With this type of cash projection for the country’s external account, it would be very difficult to maintain the USD-Rupee parity at a reasonable level for the country and there will be pressure on the increase in the prices of imported commodities such as as petroleum, RLNG and edible oil. In my talk to prospective Hamdard University graduates on December 15, 2021, I referred to this position and the fact that people in general appreciated the timely identification of the grave current account situation in Pakistan. In a recent speech in Lahore, Prime Minister Imram Khan indicated that the mere substantial increase in exports can lead to substantial economic growth in the country. As the Prime Minister has rightly pointed out, Pakistan is caught in a vicious circle in this area. In the history of Pakistani economy, increasing GDP growth to over 4-5% leads to a disproportionate increase in the import bill, resulting in an unsustainable situation. It happened last year. This therefore shows that there are certain structural defects in the country’s economic model which lead to virtual bankruptcy as soon as growth exceeds a certain benchmark. This effectively means that, on the whole, there is no effective “added value” and that the country is gradually moving towards unsustainability. This is exactly what was revealed in the much-cited conference on December 15, 2021.

With a steady increase in the population above the international average and an apparent handicap in the growth rate to a certain level due to weak external accounts, there does not appear to be a solution to the country’s financial problems in the region. current paradigm. This requires a re-examination of the country’s import and export invoices. The observations made in the official document for the month of September 21, 2021 are as follows:


In terms of US dollars, imports in September 2021 were $ 6,595 million (provisional) compared to $ 6,577 million (provisional) in August 2021, an increase of 0.27% and 53.48% from to $ 4,297 million in September. 2020.

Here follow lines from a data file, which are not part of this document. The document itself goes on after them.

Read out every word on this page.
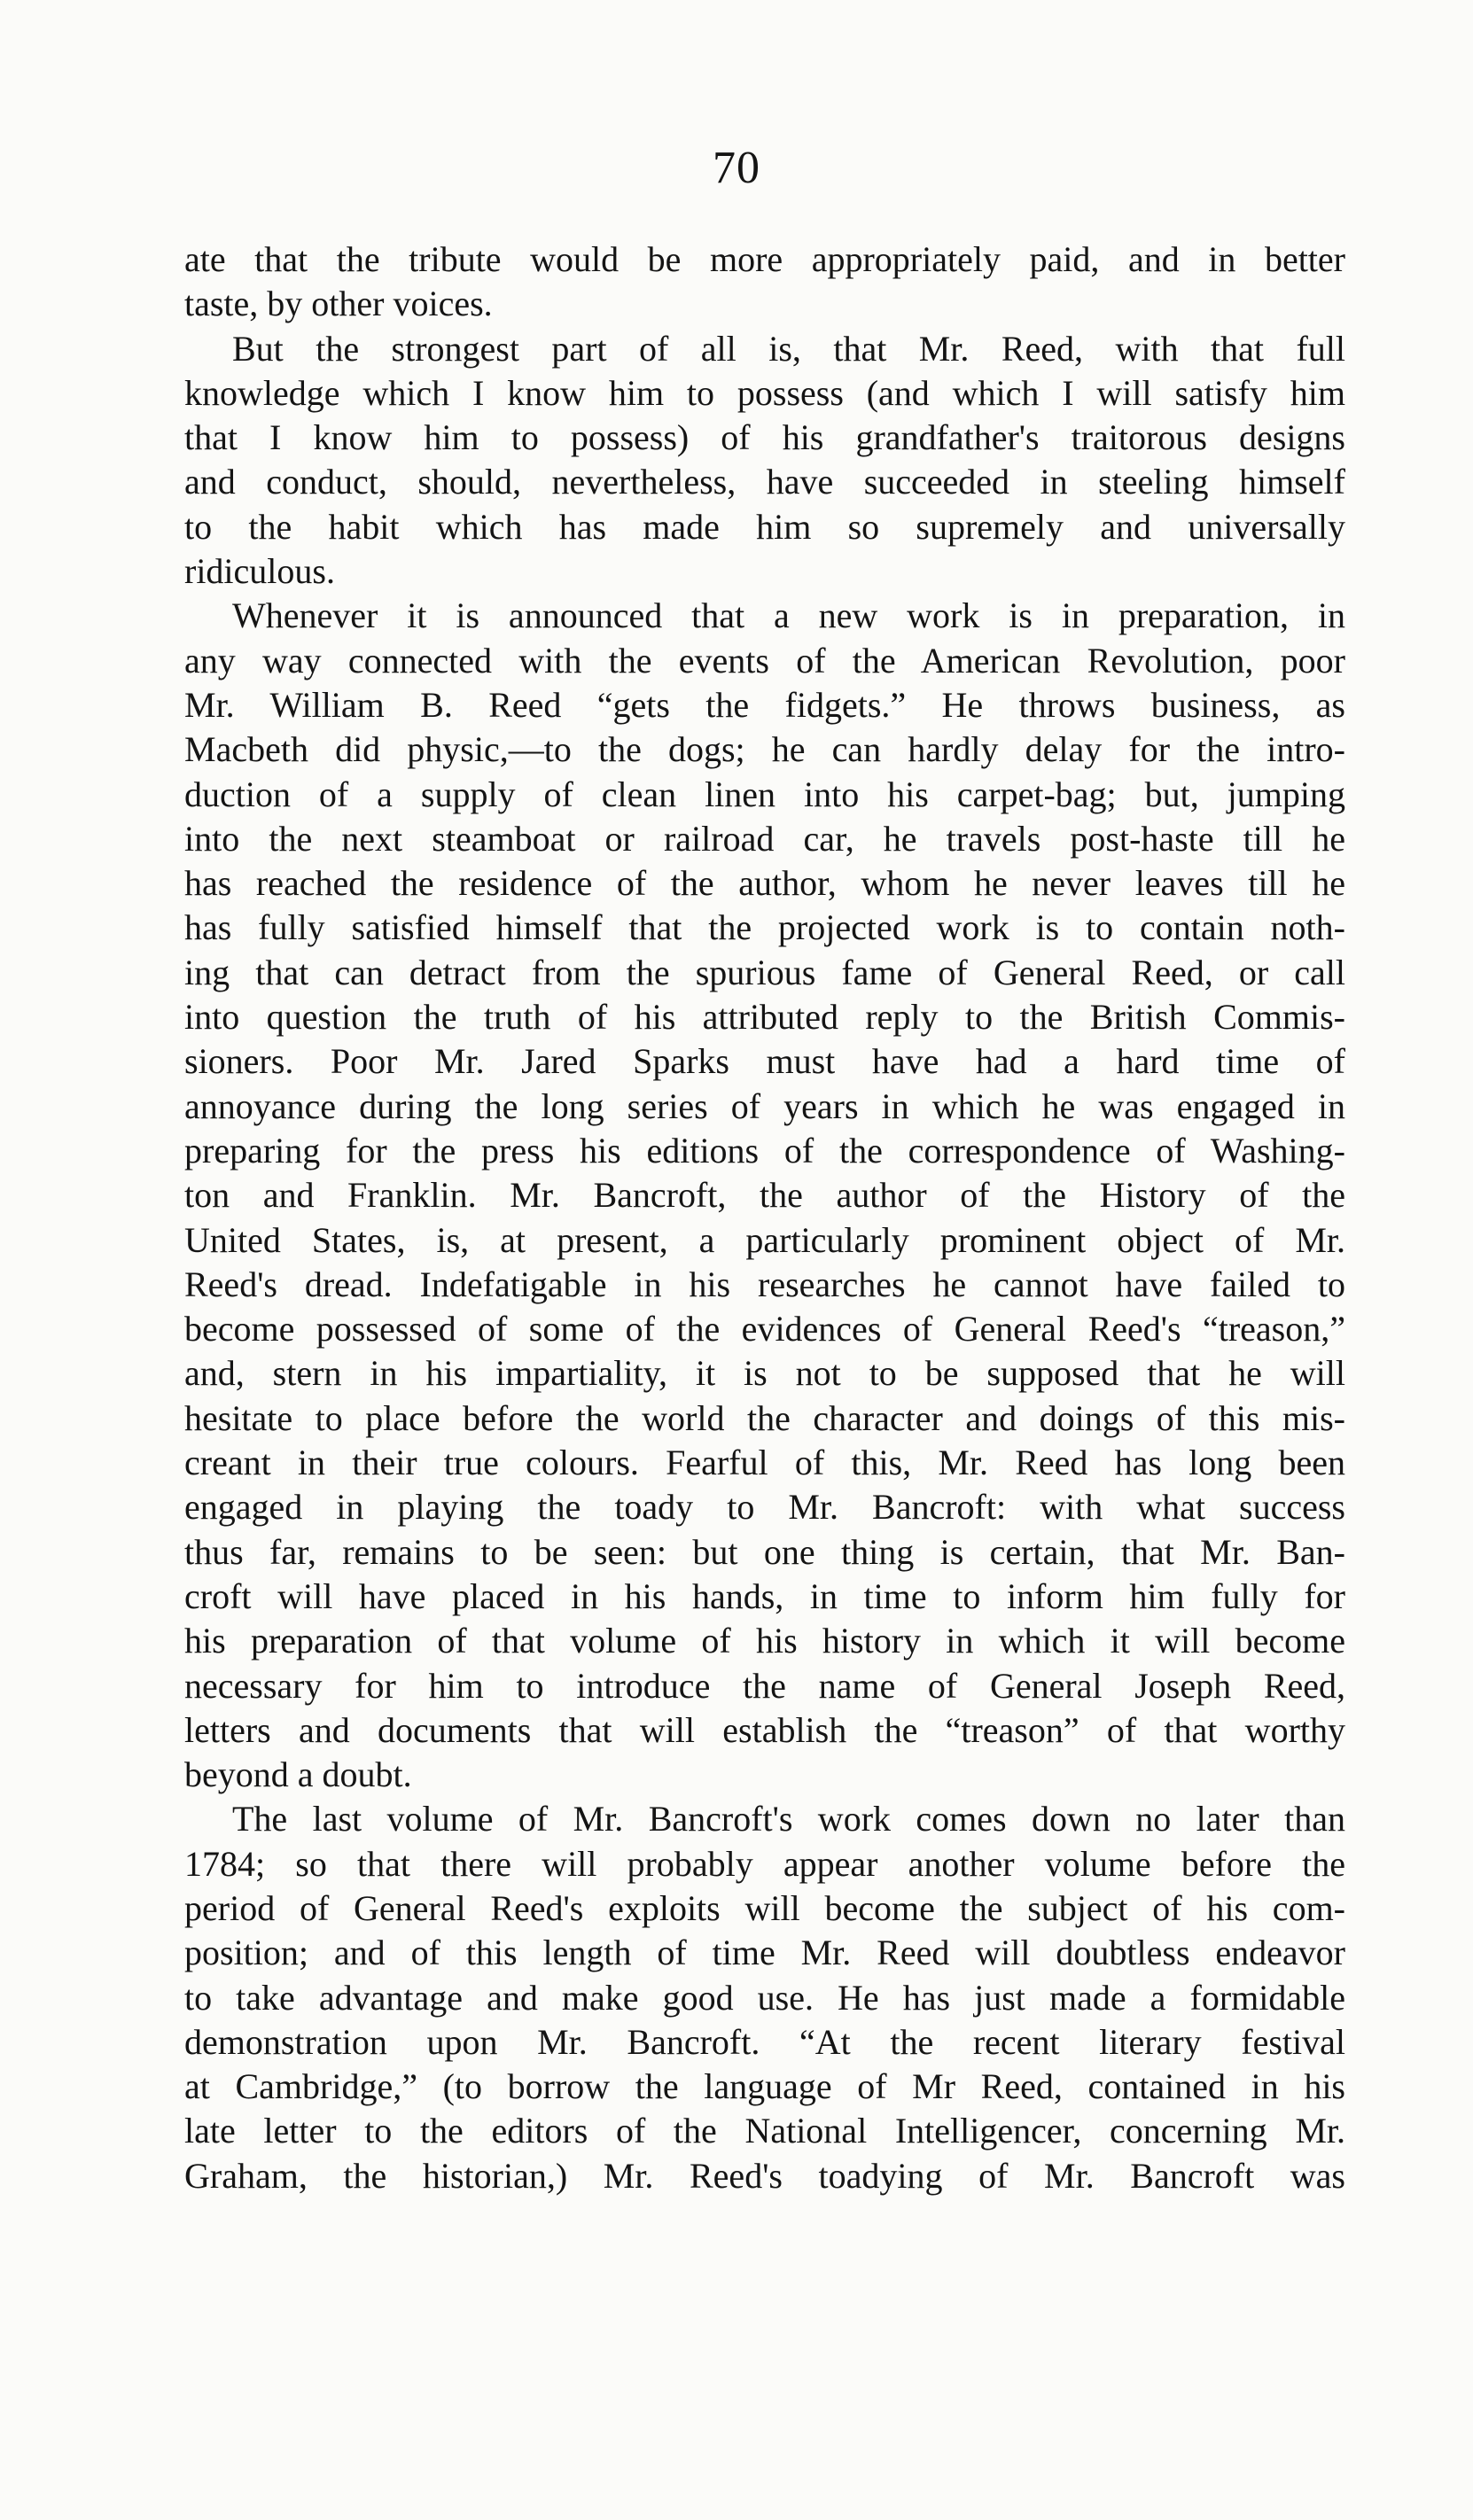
70
ate that the tribute would be more appropriately paid, and in better
taste, by other voices.
But the strongest part of all is, that Mr. Reed, with that full
knowledge which I know him to possess (and which I will satisfy him
that I know him to possess) of his grandfather's traitorous designs
and conduct, should, nevertheless, have succeeded in steeling himself
to the habit which has made him so supremely and universally
ridiculous.
Whenever it is announced that a new work is in preparation, in
any way connected with the events of the American Revolution, poor
Mr. William B. Reed “gets the fidgets.” He throws business, as
Macbeth did physic,—to the dogs; he can hardly delay for the intro-
duction of a supply of clean linen into his carpet-bag; but, jumping
into the next steamboat or railroad car, he travels post-haste till he
has reached the residence of the author, whom he never leaves till he
has fully satisfied himself that the projected work is to contain noth-
ing that can detract from the spurious fame of General Reed, or call
into question the truth of his attributed reply to the British Commis-
sioners. Poor Mr. Jared Sparks must have had a hard time of
annoyance during the long series of years in which he was engaged in
preparing for the press his editions of the correspondence of Washing-
ton and Franklin. Mr. Bancroft, the author of the History of the
United States, is, at present, a particularly prominent object of Mr.
Reed's dread. Indefatigable in his researches he cannot have failed to
become possessed of some of the evidences of General Reed's “treason,”
and, stern in his impartiality, it is not to be supposed that he will
hesitate to place before the world the character and doings of this mis-
creant in their true colours. Fearful of this, Mr. Reed has long been
engaged in playing the toady to Mr. Bancroft: with what success
thus far, remains to be seen: but one thing is certain, that Mr. Ban-
croft will have placed in his hands, in time to inform him fully for
his preparation of that volume of his history in which it will become
necessary for him to introduce the name of General Joseph Reed,
letters and documents that will establish the “treason” of that worthy
beyond a doubt.
The last volume of Mr. Bancroft's work comes down no later than
1784; so that there will probably appear another volume before the
period of General Reed's exploits will become the subject of his com-
position; and of this length of time Mr. Reed will doubtless endeavor
to take advantage and make good use. He has just made a formidable
demonstration upon Mr. Bancroft. “At the recent literary festival
at Cambridge,” (to borrow the language of Mr Reed, contained in his
late letter to the editors of the National Intelligencer, concerning Mr.
Graham, the historian,) Mr. Reed's toadying of Mr. Bancroft was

Imports during the period July-September 2021 totaled Rs 3,077,368 million (provisional) against Rs 1,881,327 million during the corresponding period of last year, an increase of 63.57%.

In terms of US dollars, imports during the period July-September 2021 totaled $ 18,747 million (provisional) compared to $ 11,286 million in the corresponding period last year, an increase of 66 , 11%.

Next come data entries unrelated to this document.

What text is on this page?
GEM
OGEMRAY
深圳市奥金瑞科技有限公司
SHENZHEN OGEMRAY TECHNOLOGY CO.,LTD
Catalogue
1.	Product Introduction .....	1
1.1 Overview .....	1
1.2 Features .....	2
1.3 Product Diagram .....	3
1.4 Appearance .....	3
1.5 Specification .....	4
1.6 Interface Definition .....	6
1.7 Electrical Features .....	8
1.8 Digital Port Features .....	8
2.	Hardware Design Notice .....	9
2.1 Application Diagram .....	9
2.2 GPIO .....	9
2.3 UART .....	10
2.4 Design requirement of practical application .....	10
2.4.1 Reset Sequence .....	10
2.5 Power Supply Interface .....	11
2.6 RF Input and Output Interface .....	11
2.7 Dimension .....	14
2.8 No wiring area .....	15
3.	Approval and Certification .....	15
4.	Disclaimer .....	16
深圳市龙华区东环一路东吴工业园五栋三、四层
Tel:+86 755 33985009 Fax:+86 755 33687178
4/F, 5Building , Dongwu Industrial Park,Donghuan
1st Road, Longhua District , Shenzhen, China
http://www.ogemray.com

The main products imported in September 2021 were petroleum products (Rs 106,932 million), drugs (Rs 77,003 million), crude oil (Rs 73,276 million), liquefied natural gas (Rs 62,717 million), palm oil (Rs 52,792 million). , plastics (Rs 42,531 million), iron and steel (Rs 40,154 million), mobile phones (Rs 35,126 million), scrap and steel (Rs 32,266 million) and machinery. electricity production (Rs 31,920 million).

If we eliminate all of the major import items, namely petroleum products, medical products, natural gas and RLNG, iron and steel, and mobile phones, it appears that with respect to almost all of these articles, we have made and continue to make fundamental errors in our importation. Politics. We consume palm oil, which was an unknown commodity about 50 years ago. We forgot to use cottonseed oil and other locally produced oils. In order to appeal to the import-based trade lobbies, the interest of the national economy has been set aside. In the case of mobile phones, we allow the import of branded mobiles costing over Rs 150,000, while the same China-made mobiles are available for under Rs 25,000. In Part I of this series of articles , I have already identified the problems related to energy imports.

The conclusion up to this point in the analysis is that the entity will not be able to service its debt in the foreseeable future. New loans would be needed to repay existing loans. When the future projections are no better than the previous ones, the terms and conditions of the new loans will be more stringent with a higher net liability for the country. Unless and until the fundamental structuring of the business model is done, the entity (Pakistan) will remain in dire financial straits.